1. - AA, Lda., interpôs recurso de revista excepcional do acórdão do Tribunal da Relação de Évora, de 15 de dezembro de 2022, proferido sobre a sentença da 1.a Instância, de 12 de julho de 2022.


O acórdão do Tribunal da Relação decidiu pela improcedência da apelação e manteve a decisão recorrida.


2. - No despacho inicial, o Relator consignou:


Decorre dos pontos 1) a 18) das conclusões do recurso de revista que a recorrente apenas invocou a nulidade da sentença da 1.a Instância, por violação do princípio do contraditório, sendo que tais pontos das conclusões correspondem ipsis verbis às mesmas dezoito conclusões do recurso de apelação.


Ora, no recurso de revista, o Supremo Tribunal de Justiça aprecia a decisão do Tribunal da Relação e não a sentença da 1.a Instância.


No entanto, na última conclusão - ponto 20) - a recorrente alega que “o Acórdão do Tribunal da Relação de Évora entende não existir tal nulidade.”, ou seja, tal alegação permite que se considere, ainda que de forma inapropriada, que a recorrente está a pôr causa a decisão proferida pelo Tribunal da Relação quanto à nulidade da sentença da 1.a Instância.

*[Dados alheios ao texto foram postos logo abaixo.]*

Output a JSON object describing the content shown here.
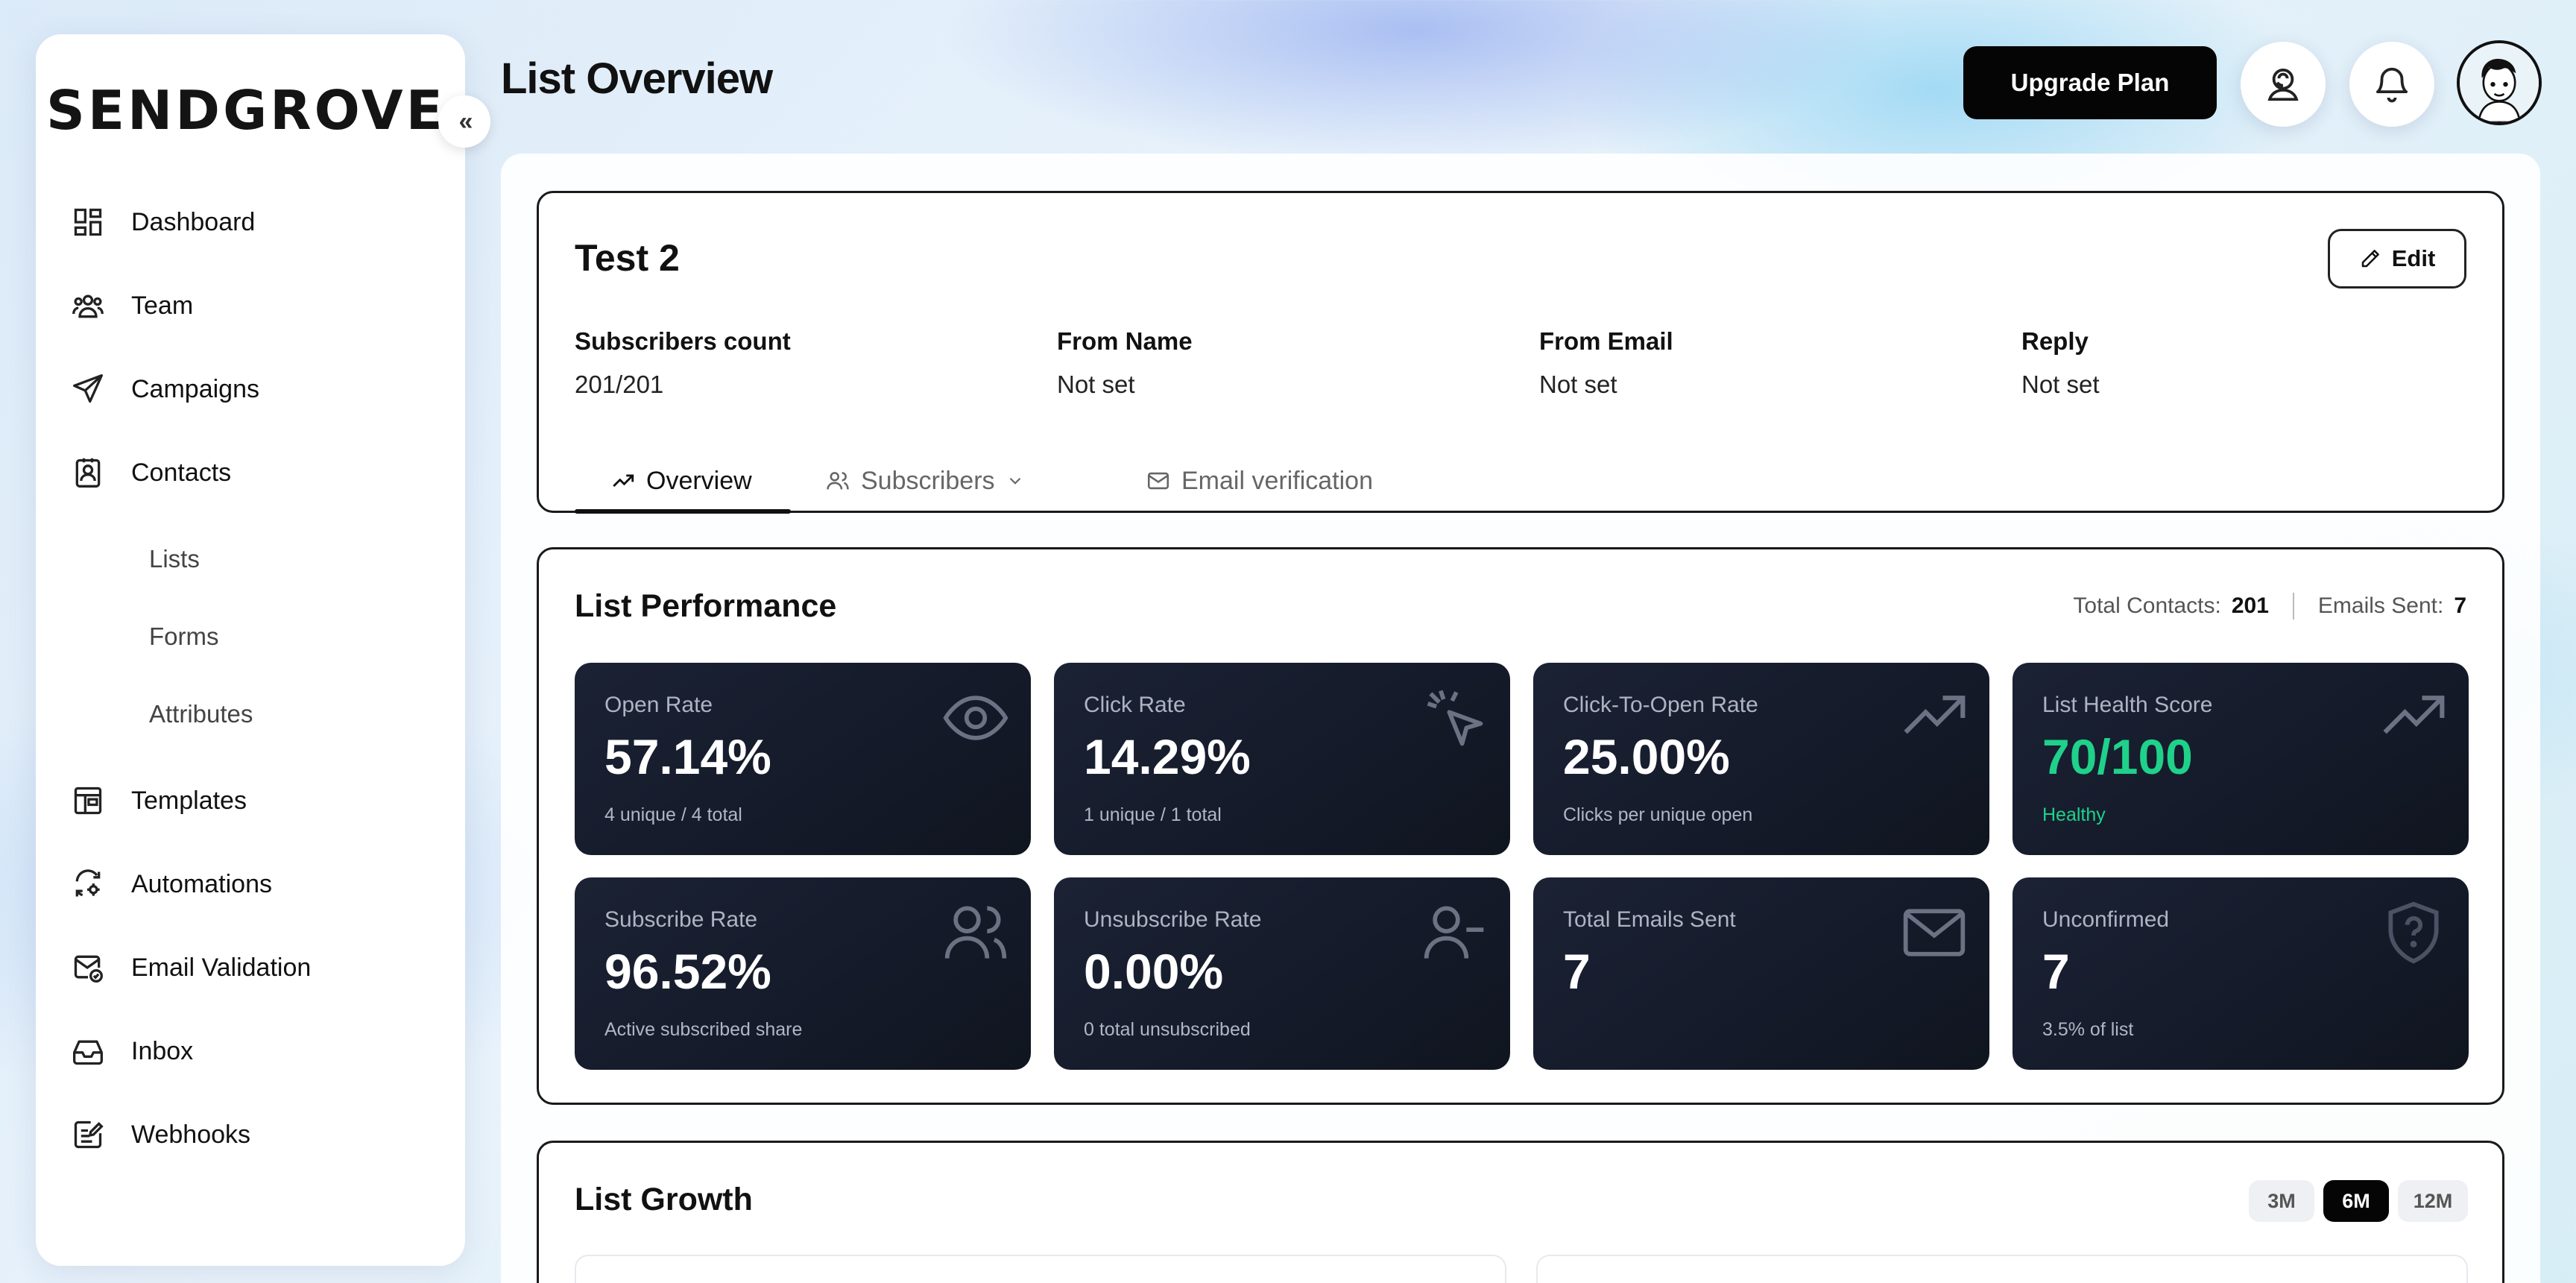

E quanto a este segmento decisório autónomo não se pode falar, verdadeiramente, em dupla conforme, como ocorre quanto ao mais decidido pelas Instâncias.


Se é certo que o Tribunal de 1.a Instância se pronunciou quanto às nulidades no despacho de 05.09.2022, fê-lo depois da decisão recorrida, no despacho que admitiu o recurso e ao abrigo do disposto no artigo 617.o, n.o 1 do Código de Processo Civil.


Salvo melhor opinião, a verificação da dupla conforme não pode ficar dependente de um acto posterior à interposição do recurso.


[cfr., nesse sentido, o acórdão do STJ, de 16.12.2021, proferido no processo n.o 4260/15.4T8FNC-E.L1.S1: “É óbvio que, pela sua própria natureza, esta questão (...), não foi objecto de qualquer pronúncia em 1a instância (como logicamente, por força das próprias circunstâncias que envolvem a situação sub judice, não podia ter acontecido)”].


Acresce que apenas quando o despacho é no sentido do suprimento da nulidade, este passa a ser parte integrante da sentença (artigo 617.o, n.o 2).


Assim, considerando, como se considera, que inexiste dupla conforme, nos termos do artigo 672.o, n.o 5 do CPC, é admitido o recurso de revista nos termos gerais.”.


2. - Notificadas as partes da admissão do recurso de revista, não responderam.


3. - O Ministério Público emitiu parecer no sentido da improcedência da revista, por considerar “que a sentença de 1.a instância não incorreu na alegada nulidade prevista no art. 615.o do CPC.”.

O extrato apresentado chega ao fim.